Reina María Rodríguez

Releía en el verano de 2013, con mis alumnos de Middlebury College, poemas escritos por Reina María Rodríguez en los años noventa. Me interesaba hacer preguntas a esos poemas y a la poeta que los escribió, que ayudaran a leer no sólo la poesía sino aquello que se le oculta y la rebasa. El contorno de la historia que constituye el silencio de la poesía o lo que el texto calla y el territorio donde se mueve la figura pública del poeta: los otros lugares de su enunciación.

Lo primero que llama la atención de aquellos poemas, reunidos en cuadernos como En la arena de Padua (1991), Páramos (1993), Travelling (1995), La foto del invernadero (1998) o Te daré de comer como a los pájaros (2000), escritos en el momento más nítidamente asociable a la decadencia de La Habana socialista, es su deliberado, a veces cándido, cosmopolitismo.
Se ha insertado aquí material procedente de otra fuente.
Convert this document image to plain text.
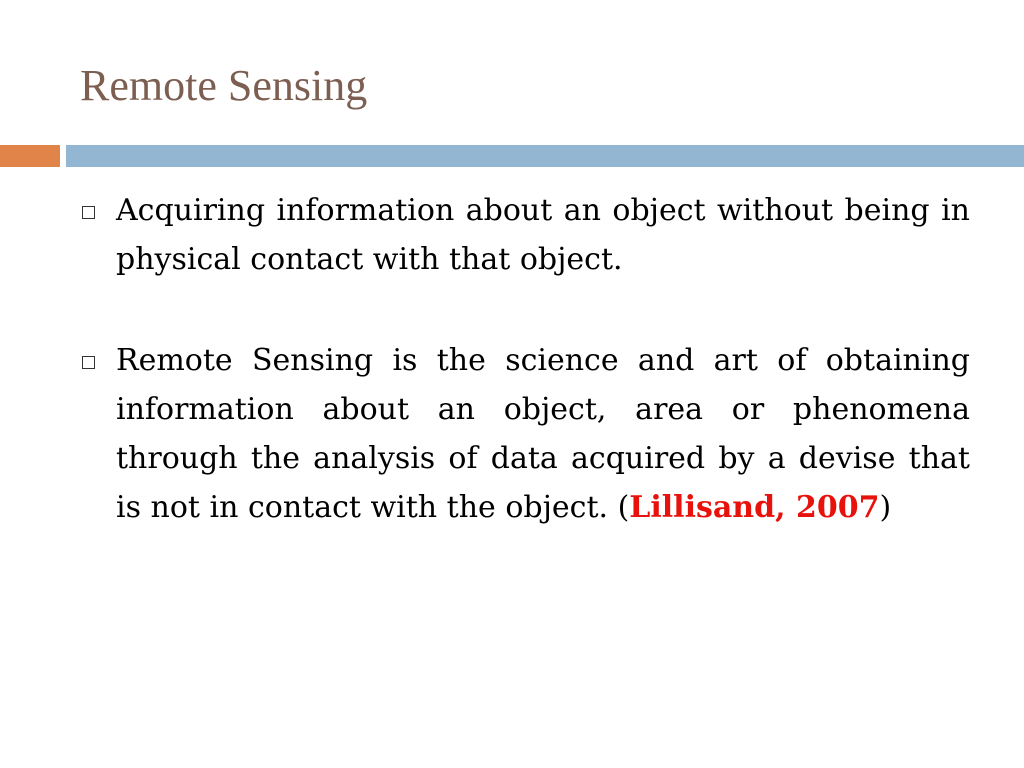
Remote Sensing
Acquiring information about an object without being in physical contact with that object.
Remote Sensing is the science and art of obtaining information about an object, area or phenomena through the analysis of data acquired by a devise that is not in contact with the object. (Lillisand, 2007)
Un deseo del afuera que hacía del viaje, más que una experiencia testificable, la fuente primordial de cada escena.

La poesía de Reina María Rodríguez era entonces –o ha sido siempre– eso: un registro de escenas. Dos jóvenes amantes jugando al escondite en un campo mediterráneo –entre ciruelos y pacas de heno-; la poeta mirando fijamente la foto del Che de Korda y retratando a su hijo, su amigo, el también poeta Omar Pérez; un anochecer en Madrid; una pieza dorada encontrada en un cofre de ébano junto al sarcófago de Tutankamón; una visita al museo de Dresde; una anciana de negro en la Plaza de España –¿de Madrid, de Barcelona, de Sevilla?–; una chica de la isla de Wight; una escultura de Ossip Zadkine; una foto en el invernadero; un vidrio en la ventana.

Las escenas recorrían un territorio desplazado –desde el Taj Mahal hasta el Báltico– y la propia poeta se presentaba como sujeto “nómada”. Pero los viajes de Reina María Rodríguez desde aquella ruinosa Habana tenían muy poco que ver con los de Bruce Chatwin o Paul Bowles, que acuñaron el nomadismo desde un oasis civilizado. Viajar para Rodríguez era, en realidad, ausentarse de aquellas paredes carcomidas por el salitre y de aquellas aceras que los poetas pisaban con sus sandalias cuarteadas. Era el viaje al revés.

Había también en aquellos poemas una extremada conciencia de su localización temporal. Algunos estaban fechados –“6 de junio de 1995”, “12 de agosto de 1995”, “9 de marzo de 1995”–, pero otros que no lo estaban hacían explícito su lugar en el tiempo: “era finales de siglo y no había escapatoria / la cúpula había caído, la utopía / de una bóveda inmensa sujeta a mi cabeza, / había caído” o “tú vivirás en el 2000 / y verás árboles cosmódromos mariposas / esa fauna y flora diferente que estamos creando / y vivirás como todos los niños / dentro de un hombre”.

Viajes de fin de siglo, con La Habana al fondo, sería otra manera de condensar aquella poética. Una exploración de los límites de la ciudad y de las fronteras de la utopía. En el estremecedor poema “Al menos así lo veía a contraluz” (1998), esa perspectiva queda al descubierto, cuando la poeta reacciona contra el interlocutor que le “exige todavía alguna fe” y constata la “muerte real de un pasado imaginario”. Los viajes de fin de siglo permitían conocer la amarga verdad de lo ilegítimo, el reverso monstruoso de los íconos: “un simple clic del disparador / y la historia regresa como una protesta de amor (Michelet) / pero vacía y seca como la fuente del Parque Central”.

En otro poema, el de la anciana de negro en el Parque de España, que da de comer a las palomas —“el alpiste blanco que los pájaros vuelven sucio”–, Reina María Rodríguez formula una poética o, más discretamente, enuncia una de las funciones del poeta: “recoger lo que sobra de un gesto”. Buena fórmula para significar aquella poesía de fin de siglo, que se empeñaba en inventariar los residuos del paraíso, los restos del ademán de la Historia.